Fig tree studies...

Just back from a week vacation spend in the region of Salento, in southern Italy. This time of the year there isn't much to do there, no more than drawing trees and flowers! The region wasn't what I imagined but it turned out to be very nice and restful anyway. The villages up north are supposed to be really nice but that turned out to be to far even by car. Salento is a rural region with endless olive plantations, the villages are very simple and most of the time nowhere to eat or drink anything and everything seemed more or less abandoned* every time we drove through a village. Once we ended up having a sandwich, three hours after lunch and on a gas station as there where nowhere else to eat! That's when we decided to explore smaller areas by bike, which was a really nice choice to discover the nature and smaller nearby villages. The habitants we got the chance to talk to turned out to be nice, curious and happy to share, although the first impression could be the contrary sometimes. As we are used to Parisians, who are not known to be very nice, we get always surprised to met nice people everywhere else. 

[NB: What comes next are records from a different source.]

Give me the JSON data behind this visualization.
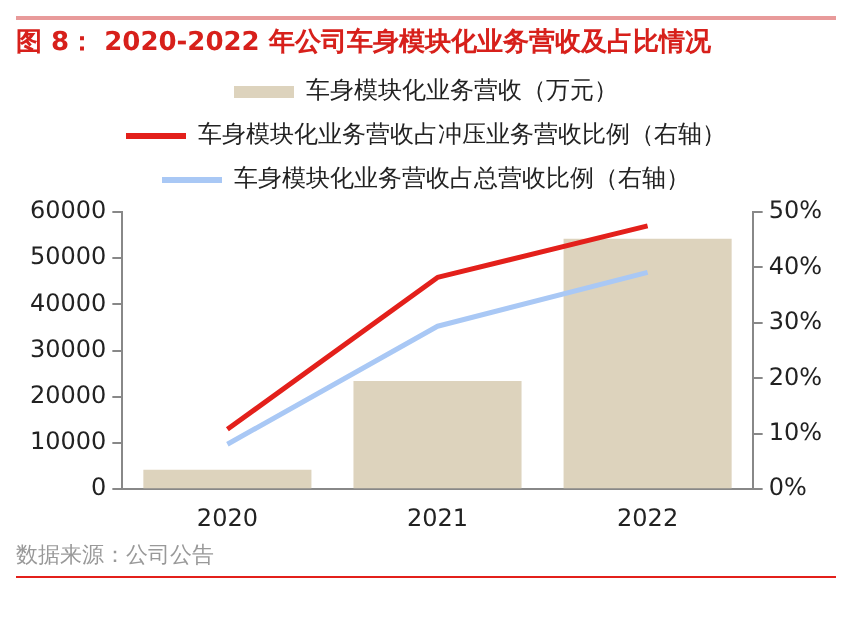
{
  "chart_data": {
    "type": "bar",
    "title": "图 8： 2020-2022 年公司车身模块化业务营收及占比情况",
    "categories": [
      "2020",
      "2021",
      "2022"
    ],
    "series": [
      {
        "name": "车身模块化业务营收（万元）",
        "color": "#ddd3bd",
        "values": [
          4200,
          23400,
          54200
        ]
      },
      {
        "name": "车身模块化业务营收占冲压业务营收比例（右轴）",
        "type": "line",
        "axis": "y2",
        "color": "#e3201b",
        "values": [
          10.8,
          38.2,
          47.5
        ]
      },
      {
        "name": "车身模块化业务营收占总营收比例（右轴）",
        "type": "line",
        "axis": "y2",
        "color": "#a9c8f5",
        "values": [
          8.1,
          29.4,
          39.1
        ]
      }
    ],
    "ylim": [
      0,
      60000
    ],
    "yticks": [
      0,
      10000,
      20000,
      30000,
      40000,
      50000,
      60000
    ],
    "y2lim": [
      0,
      50
    ],
    "y2ticks": [
      {
        "value": 0,
        "label": "0%"
      },
      {
        "value": 10,
        "label": "10%"
      },
      {
        "value": 20,
        "label": "20%"
      },
      {
        "value": 30,
        "label": "30%"
      },
      {
        "value": 40,
        "label": "40%"
      },
      {
        "value": 50,
        "label": "50%"
      }
    ],
    "grid": false,
    "legend": "top",
    "marker": "none",
    "annotations": [
      "数据来源：公司公告"
    ]
  }
}
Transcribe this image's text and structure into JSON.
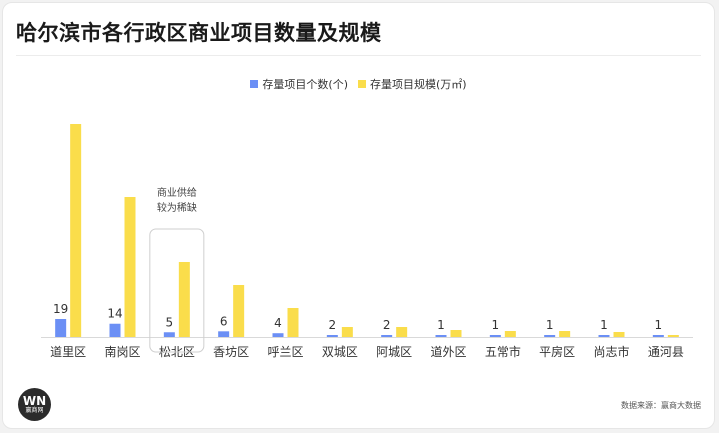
{
  "title": "哈尔滨市各行政区商业项目数量及规模",
  "logo": {
    "mark": "WN",
    "text": "赢商网"
  },
  "source": "数据来源：赢商大数据",
  "colors": {
    "count": "#6b8ff5",
    "scale": "#fadd4b",
    "axis": "#d9d9d9"
  },
  "chart_data": {
    "type": "bar",
    "categories": [
      "道里区",
      "南岗区",
      "松北区",
      "香坊区",
      "呼兰区",
      "双城区",
      "阿城区",
      "道外区",
      "五常市",
      "平房区",
      "尚志市",
      "通河县"
    ],
    "series": [
      {
        "name": "存量项目个数(个)",
        "values": [
          19,
          14,
          5,
          6,
          4,
          2,
          2,
          1,
          1,
          1,
          1,
          1
        ],
        "labeled": true
      },
      {
        "name": "存量项目规模(万㎡)",
        "values": [
          213,
          140,
          75,
          52,
          29,
          10,
          10,
          7,
          6,
          6,
          5,
          2
        ],
        "labeled": false
      }
    ],
    "legend": "top",
    "grid": false,
    "annotation": {
      "category": "松北区",
      "lines": [
        "商业供给",
        "较为稀缺"
      ]
    }
  }
}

In summertime loads of tourists come to south Italy for bathing in the sea, and the coast villages are then turned into life again. But I prefer it folk less like this I think. 
Here are some fig tree drawings, unfinished though, as I was attacked by billions of mosquitos and ants and spiders where on every inch around me... My son screamed that I should evacuate because of the huge spiders on him and me! Yes, fields of flowers look so sweet and nice from a distance, but when you're sitting in them the impression is not the same (lol!).

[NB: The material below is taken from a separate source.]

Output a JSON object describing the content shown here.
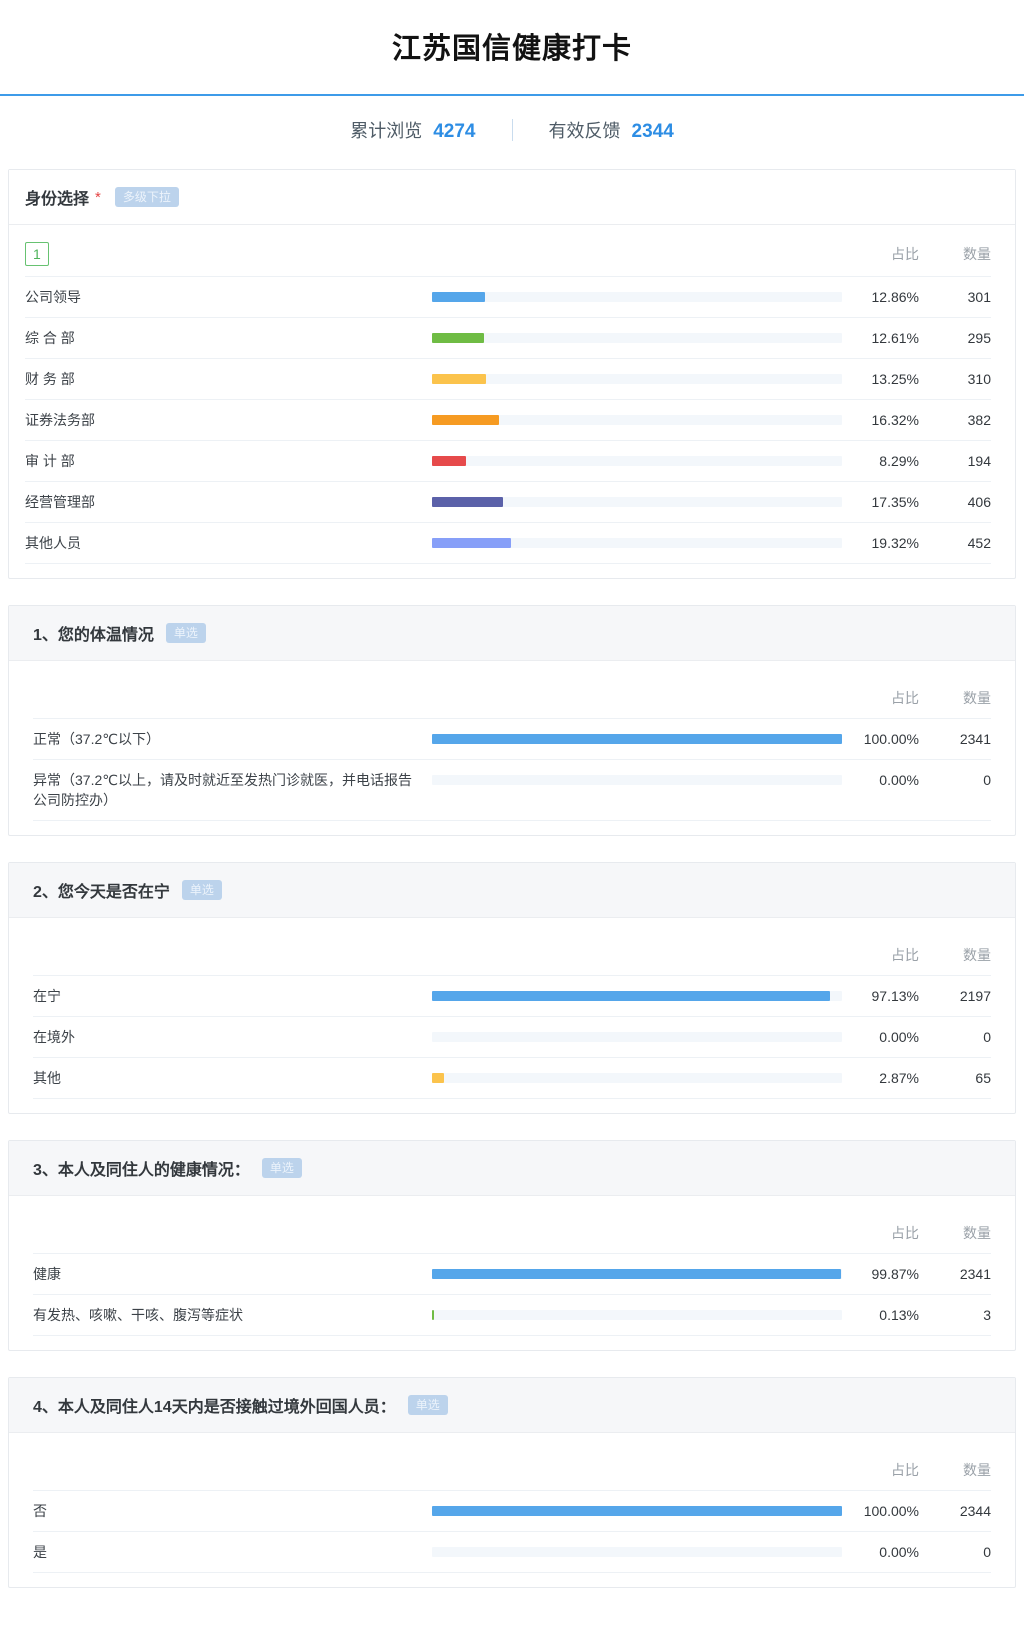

*(I now know the habitants actually are behind those shut doors and window panes, as I could hear voices from in there. They don't seem to like the light or the sun! I actually started reading a book yesterday about a story from the region, and in the first pages it says that people think the sun and heat drives you crazy when you're exposed to it. It might explain the closed up houses. he he) 


cardesin said…
Increibles los estudios y la acuarela !!!! si la naturaleza es lo que tiene!! increiblemente bella sobre el papel , incómoda en ocasiones!!
Un saludo!!!!!
Helen Ström said…
Gracias Helena, Eduardo y Juan Carlos! Mucho sufrimiento por poco resultado dira yo! ja ja ja
senoaji said…
your work has inspired me to try more in conquering watercolor, not succeed yet but i'll keep tryin'
well done!
Charlie said…
Simplemente fantástico lo que eres capaz de hacer, Helen. Estoy muy impresionado.
De + en + beau ton travail Helen !
Ali İkizkaya said…
Helene !
Vraiment beau. Ça fait longtemps que je suive ton blog et tes lignes qui fascine avec leur propre naivité
Helen Ström said…
Thank you, Senoaji, Jean Marie et Ali! What could be more rewarding than when somebody expresses what he thinks about our work, to know it pleases and on top inspires sometimes? Nothing much! Thank you!!